Produced by brothers Pedro and Agustin Almodovar, among others, the film is described as “one of Latin America’s most awaited and ambitious films.” Adapted from Antonio di Benedetto‘s 1956 novel by Martel, it’s set in the late 18th century as we follows Don Diego de Zama (Daniel Gimenez Cacho), an officer of the Spanish Crown, who is tasked with going after a bandit. “Zama brings us closer, with humor, to a man from the past — in the time of an immense unknown America — who uncannily lives the same conflicts that we are wrestling and contending with in our modern world,” Martel says. As we await a premiere likely next year, check out the full synopsis below along with the first concept art by Veronica Suoto.

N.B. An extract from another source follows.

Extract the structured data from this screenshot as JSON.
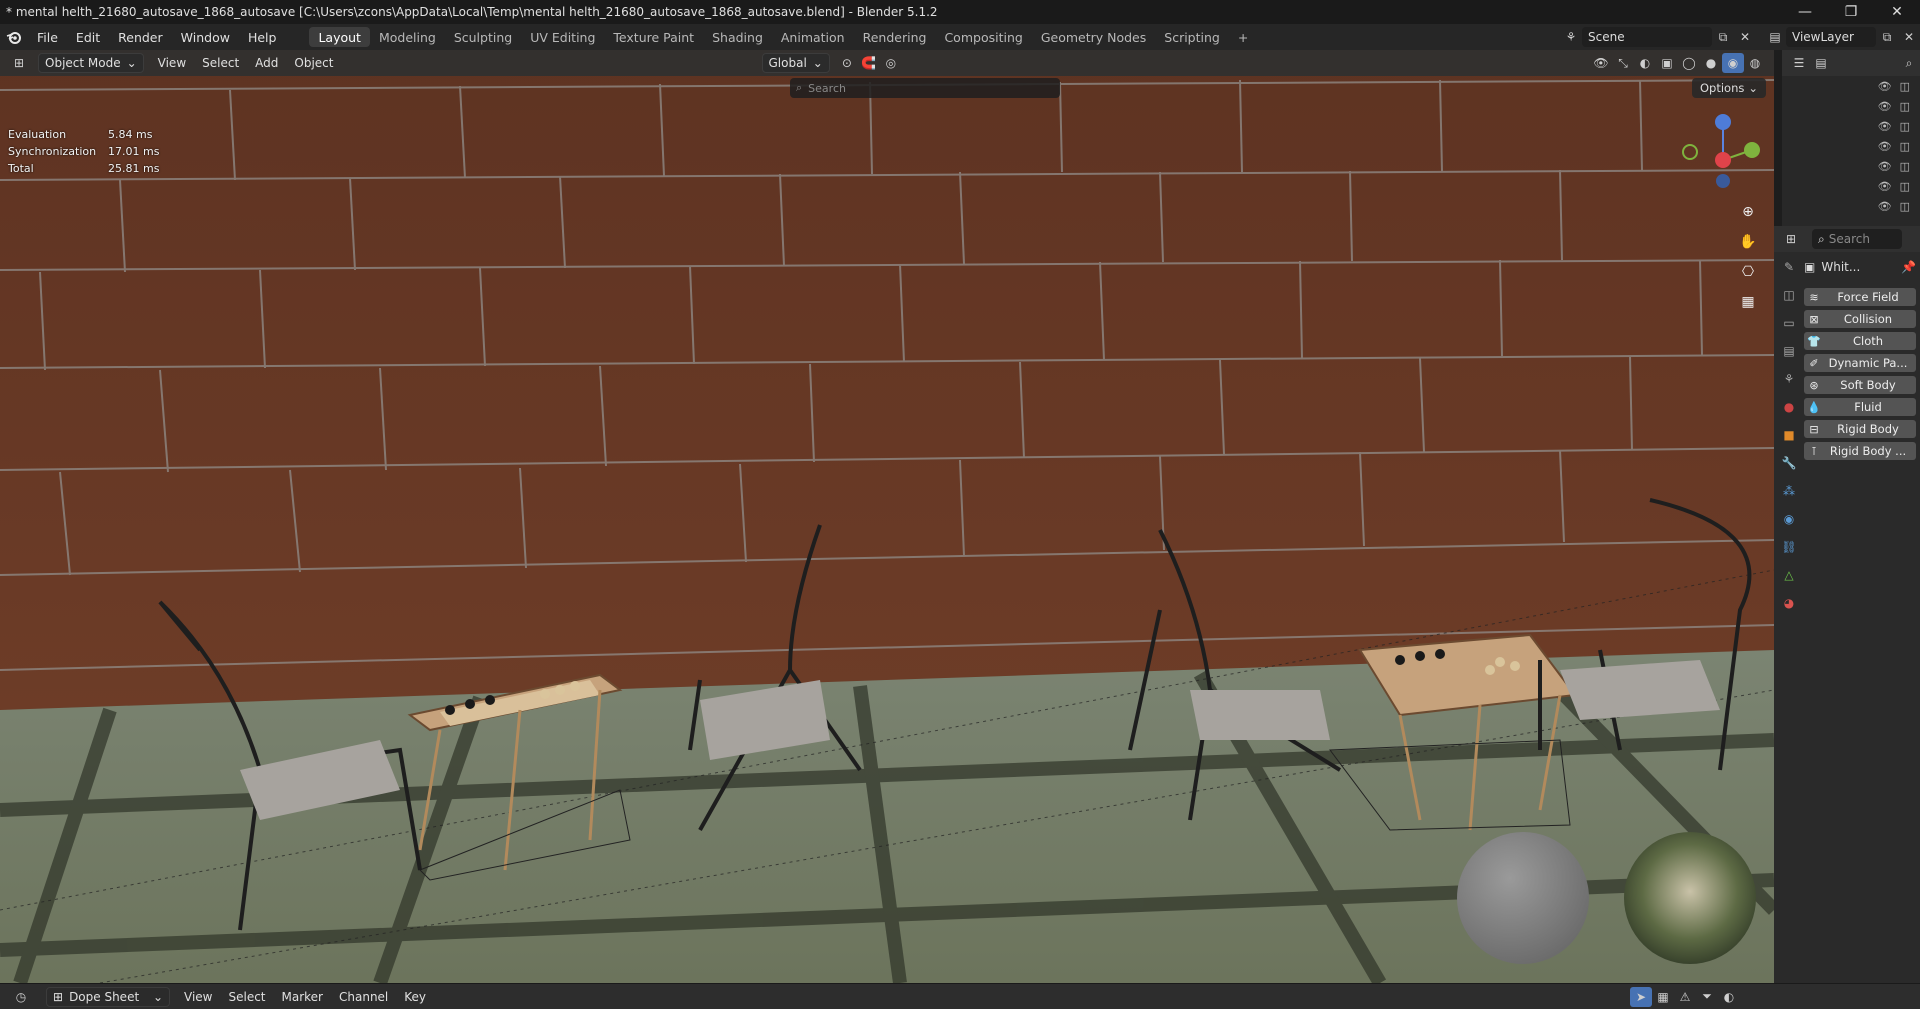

Zama, an officer of the Spanish Crown born in South America, waits for a letter from the King granting him transfer to a better location. His situation is delicate. He must ensure that nothing overshadows his transfer. He is forced to accept submissively every task entrusted to him by successive Governors who come and go as he stays. Of course, the letter from the King never arrives, and when Zama notices that he has lost everything waiting, he decides to join a party of soldiers that go after a dangerous bandit. Perhaps that way he can get the King to hear about him. Zama leaves to distant lands inhabited by wild Indians, but the bandit they are after turns out to be one of his soldiers. Zama is taken prisoner and Vicuñas’men think about sentencing him to death. As he is now free from his hopes of being transferred and promoted, knowing his life is at risk, he finds out that his only desire is to live.